I have always loved you. I love you every time you have read your tattered copy of Catcher in the Rye, I love you during scary movies when you hide behind a pillow, and I love you whenever you fire back a witty remark after I have playfully teased you. I don't think I will ever stop loving you. Actually, I'm positive I will never stop loving you.

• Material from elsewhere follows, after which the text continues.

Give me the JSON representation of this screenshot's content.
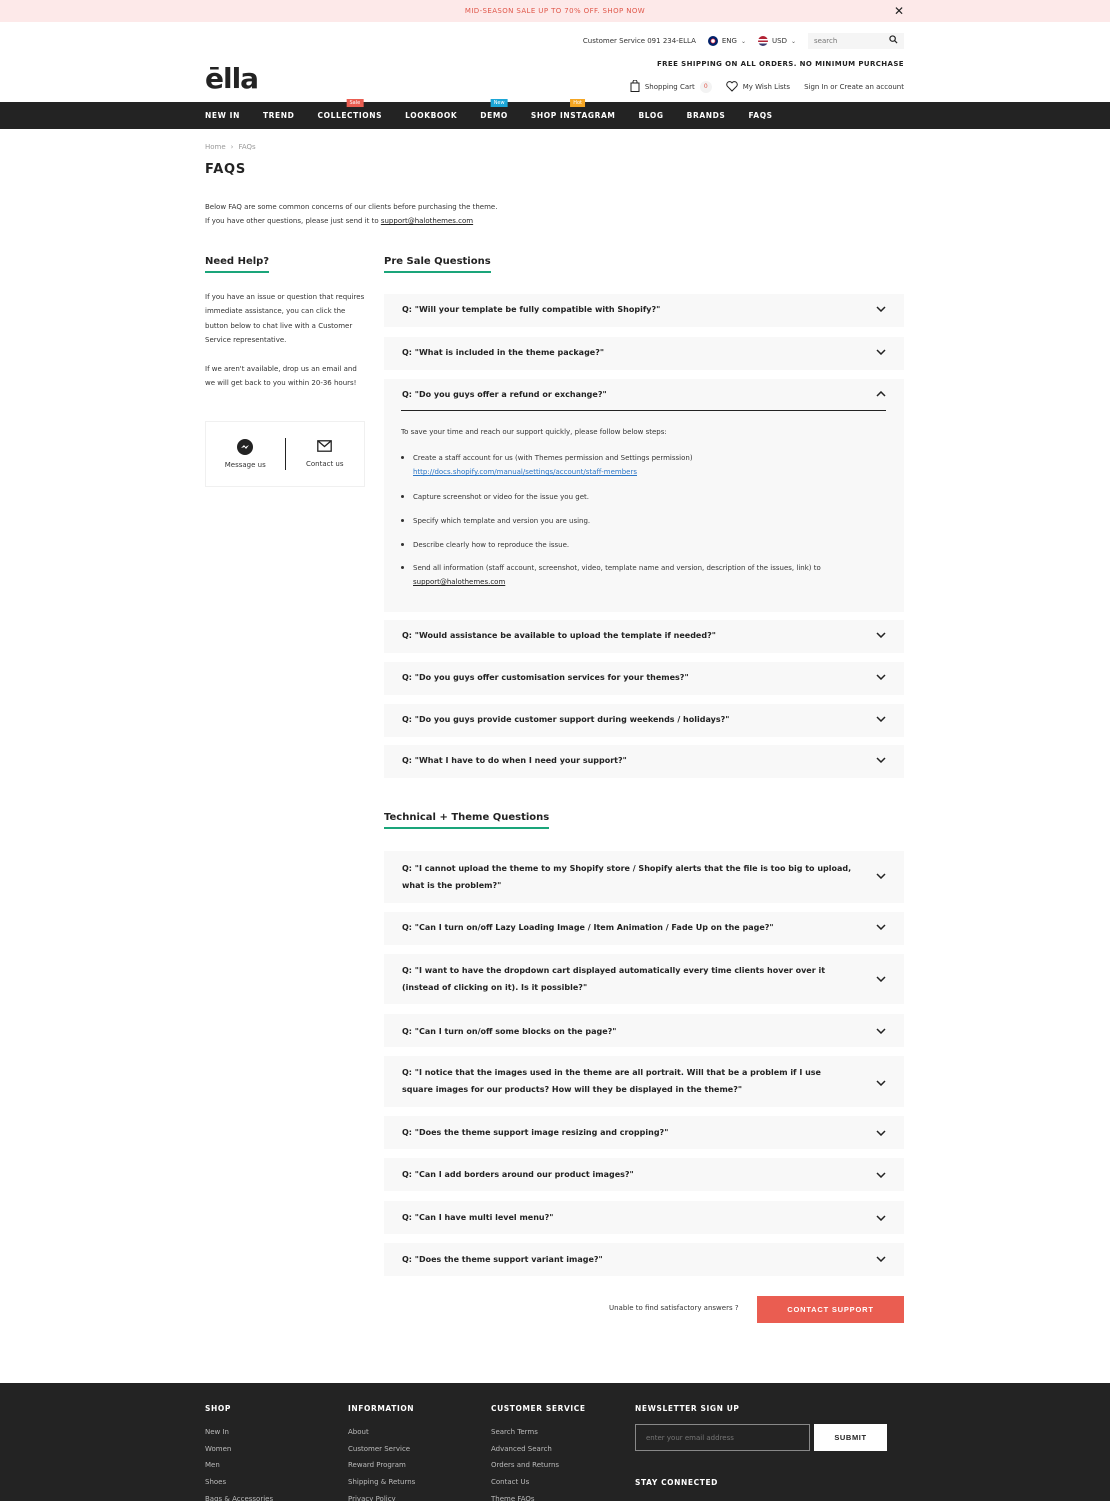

Suddenly you turn to me and catch my stare. "What are you looking at?"

I shrug. "You."

You smirk and return to the TV. I wonder how much longer I have to watch you, how many minutes are left before the show abruptly comes to an end. But even though the credits roll, the characters are still left with their problems. I might think these reality shows are a waste of a good time block, but sometimes I find myself relating to them.

"Hey, baby."

Those two words, three simple syllables, tempt you to spin around and flash a smile. The whole room brightens. But you are not looking at me, because I am not the one who has spoken those words.

Your boyfriend, my best friend since the third grade, strolls into the living room with a bouquet of purple roses. In his other hand, he holds a small velvet box behind his back, keeping it out of your sight for just a few seconds longer. I knew he was going to do this, I knew my time was running out.

I should probably leave the room, but I can't. The reality show has ended and I want to watch the credits. In the corner of my eye, I see my best friend on one knee and I see tears in your dark eyes. A preview for next week's episode appears on the TV, promising new fights, but the same troubles.

Lowering the volume, I turn my body and find the two of you hugging. A new diamond ring is on your finger, as you softly touch his cheek. In your other hand, you tightly clutch the bouquet of purple roses.

Even though your favorite color is red.